Бакинский этап | страница 4
— Так ни разу и не открыли?!
— Не. Не открывали, говорит. Немец рядом, боялись. Им откроют, а они кинутся.
— Немцы?! Откуда там немцы?
— Какие немцы! ЭТИ кинутся, когда узнают, что немцы рядом!
— Чего городишь, — какие немцы на Каспии? Их там сроду не было!
— Не было. Ну и что? Все одно боялись: отвечали же за зэков. Знаешь, какая ответственность на конвое, да на нас, за заключённых?
— Ничего себе ответственность! Загнали в баржи, закрутили «проловкой», заморили голодом, сгноили в студень на поминки по России…
— Так не я же!
— Значит, я тогда, Синёв Степан. Моя вина… Мужики! Давай ко мне!
Слепые — в масках — мы стали спускаться к Степану. В мутном свете «летучих мышей» открылось бесконечное пространство огромного отсека–танка. От наших ног на нижних скобах люка до потерявшейся во тьме переборки стыло месиво человеческих останков…

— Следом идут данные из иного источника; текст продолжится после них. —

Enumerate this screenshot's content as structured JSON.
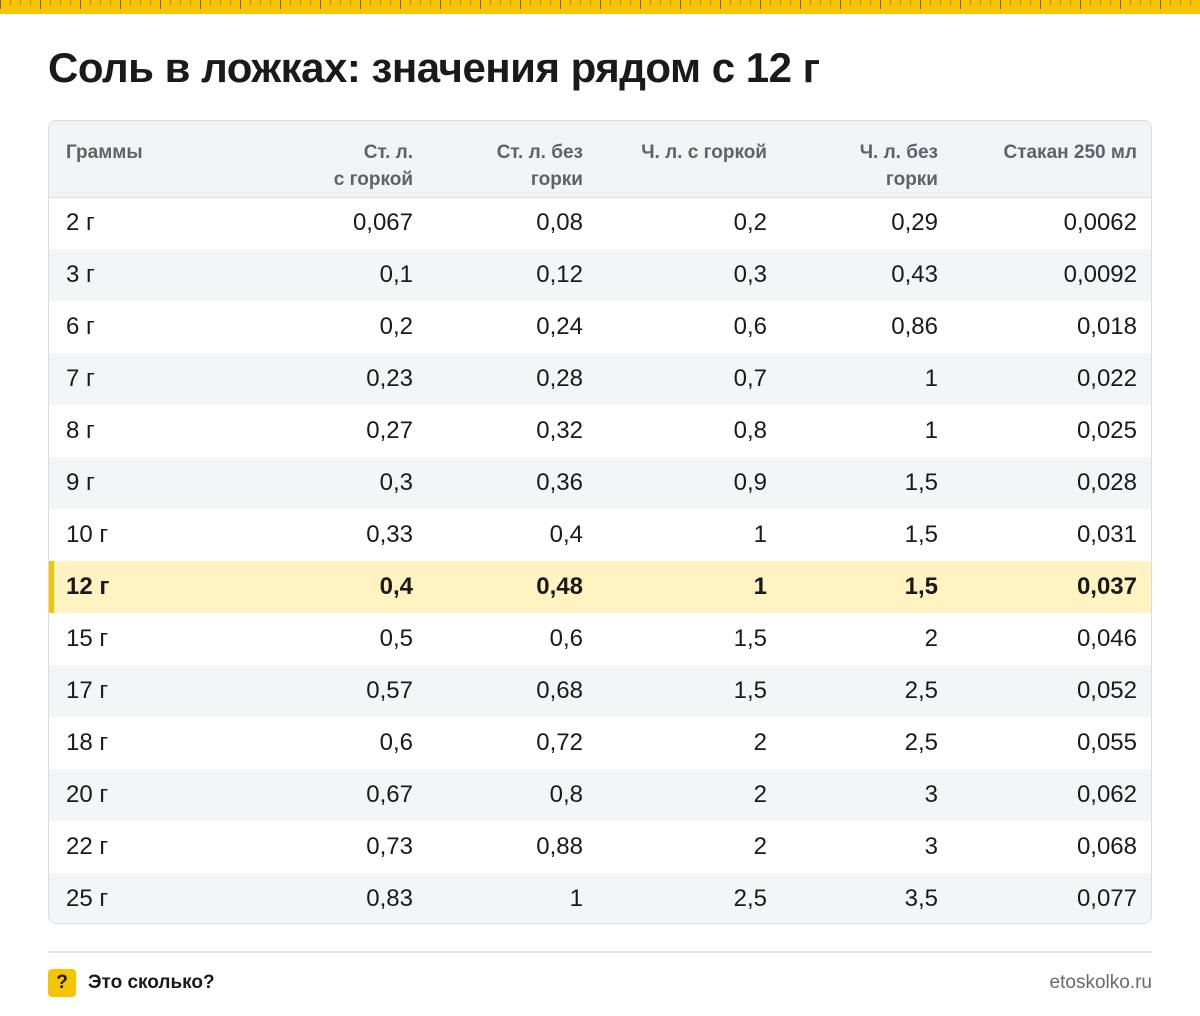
{
  "title": "Соль в ложках: значения рядом с 12 г",
  "table": {
    "headers": [
      [
        "Граммы"
      ],
      [
        "Ст. л.",
        "с горкой"
      ],
      [
        "Ст. л. без",
        "горки"
      ],
      [
        "Ч. л. с горкой"
      ],
      [
        "Ч. л. без",
        "горки"
      ],
      [
        "Стакан 250 мл"
      ]
    ],
    "highlight_row": 7,
    "rows": [
      [
        "2 г",
        "0,067",
        "0,08",
        "0,2",
        "0,29",
        "0,0062"
      ],
      [
        "3 г",
        "0,1",
        "0,12",
        "0,3",
        "0,43",
        "0,0092"
      ],
      [
        "6 г",
        "0,2",
        "0,24",
        "0,6",
        "0,86",
        "0,018"
      ],
      [
        "7 г",
        "0,23",
        "0,28",
        "0,7",
        "1",
        "0,022"
      ],
      [
        "8 г",
        "0,27",
        "0,32",
        "0,8",
        "1",
        "0,025"
      ],
      [
        "9 г",
        "0,3",
        "0,36",
        "0,9",
        "1,5",
        "0,028"
      ],
      [
        "10 г",
        "0,33",
        "0,4",
        "1",
        "1,5",
        "0,031"
      ],
      [
        "12 г",
        "0,4",
        "0,48",
        "1",
        "1,5",
        "0,037"
      ],
      [
        "15 г",
        "0,5",
        "0,6",
        "1,5",
        "2",
        "0,046"
      ],
      [
        "17 г",
        "0,57",
        "0,68",
        "1,5",
        "2,5",
        "0,052"
      ],
      [
        "18 г",
        "0,6",
        "0,72",
        "2",
        "2,5",
        "0,055"
      ],
      [
        "20 г",
        "0,67",
        "0,8",
        "2",
        "3",
        "0,062"
      ],
      [
        "22 г",
        "0,73",
        "0,88",
        "2",
        "3",
        "0,068"
      ],
      [
        "25 г",
        "0,83",
        "1",
        "2,5",
        "3,5",
        "0,077"
      ]
    ]
  },
  "footer": {
    "logo_glyph": "?",
    "brand": "Это сколько?",
    "site": "etoskolko.ru"
  },
  "colors": {
    "accent": "#f6c400",
    "highlight_bg": "#fff3c2",
    "header_bg": "#f1f3f5",
    "stripe_bg": "#f4f5f7"
  }
}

Минутами оно вздрагивало зябко от удара забортной волны. Тогда липкий вал изуродованных трупов, вздыбливаясь медленно, судорогою катился по белесо–розовой поверхности. В радугах нефтяных разводов появлялся на ней, будто оживая в движении, кричащий оскал чьих–то перекошенных болью лиц–масок, затекшие глазницы грибоподобных черепов, согнутые, разбухшие кости рук и ног — множества рук, молитвенно воздетых судорогой — волною… Потом все успокаивалось, вздрагивая… Застывало, колышась… До новой волны…
— Ну! Узнали теперь, как они за нас отвечают?!… Ладно, спускайсь и дело делай, мужики, кто еще не расчеловечился совсем…
— Не могу, Степан!…
— Не можешь?! А я могу?! Мне, может, тошнее твоего, может, горше…
— Степа! Я ИХ лопатой не могу — ОНИ мне еще живые!
— Сопля! Вылазь, оклемайся. И сам вернись. Сам! Понял?
— Понял…
— Ничего ты не понял… ИХ земле надо предать, ОНИ не виноватые, что нелюди их сгноили тут. И если мы ИХ отсюда не вынесем и не похороним, — ты понятия не имеешь, что эти суки Безымянлаговские им сделают! Они их взаправду мониторами в пульпу перетрут и выкинут в Волгу… Рыбам! Они всегда и повсюду так делают — нелюди! И с мамою моей и отцом також. И их под Архангельском в баржах на пульпу порастерли…
Сам ли я выполз на палубу. Или выволокли меня — не знаю, не помню. Помню только, — желудок вывернуло–вытряхнуло, словно мешок с навозом… Еще помню, как наступила вдруг глухота. И в ее пугающей пустоте завыла — ввинчиваясь в мозг — тонкоголосая сирена…
Потом, когда отошел, оклемался на ледяном ветру, померещилось спасительно: «Сон! Немыслимый, страшный сон!» И я поверил самому себе: сон! Трюм — сон. ТО, что в трюме — сон. И все вокруг, что вижу, что чувствую. Тогда «включился» слух. Я услышал ветер. Топот ног: прибегали, потом уходили — пятясь — какие–то военные. Исхрабрясь, медленно прошаркал мимо меня к трюму «не на своих» ногах Суздальцев, — состарившийся, мятый. Его вывернуло–вырвало прямо в люк на висящих там людей. Оттуда матюкнулись хором. Я засмеялся от счастливой уверенности, что этого ничего взаправду нет, что это сон, что я свободен от кошмара…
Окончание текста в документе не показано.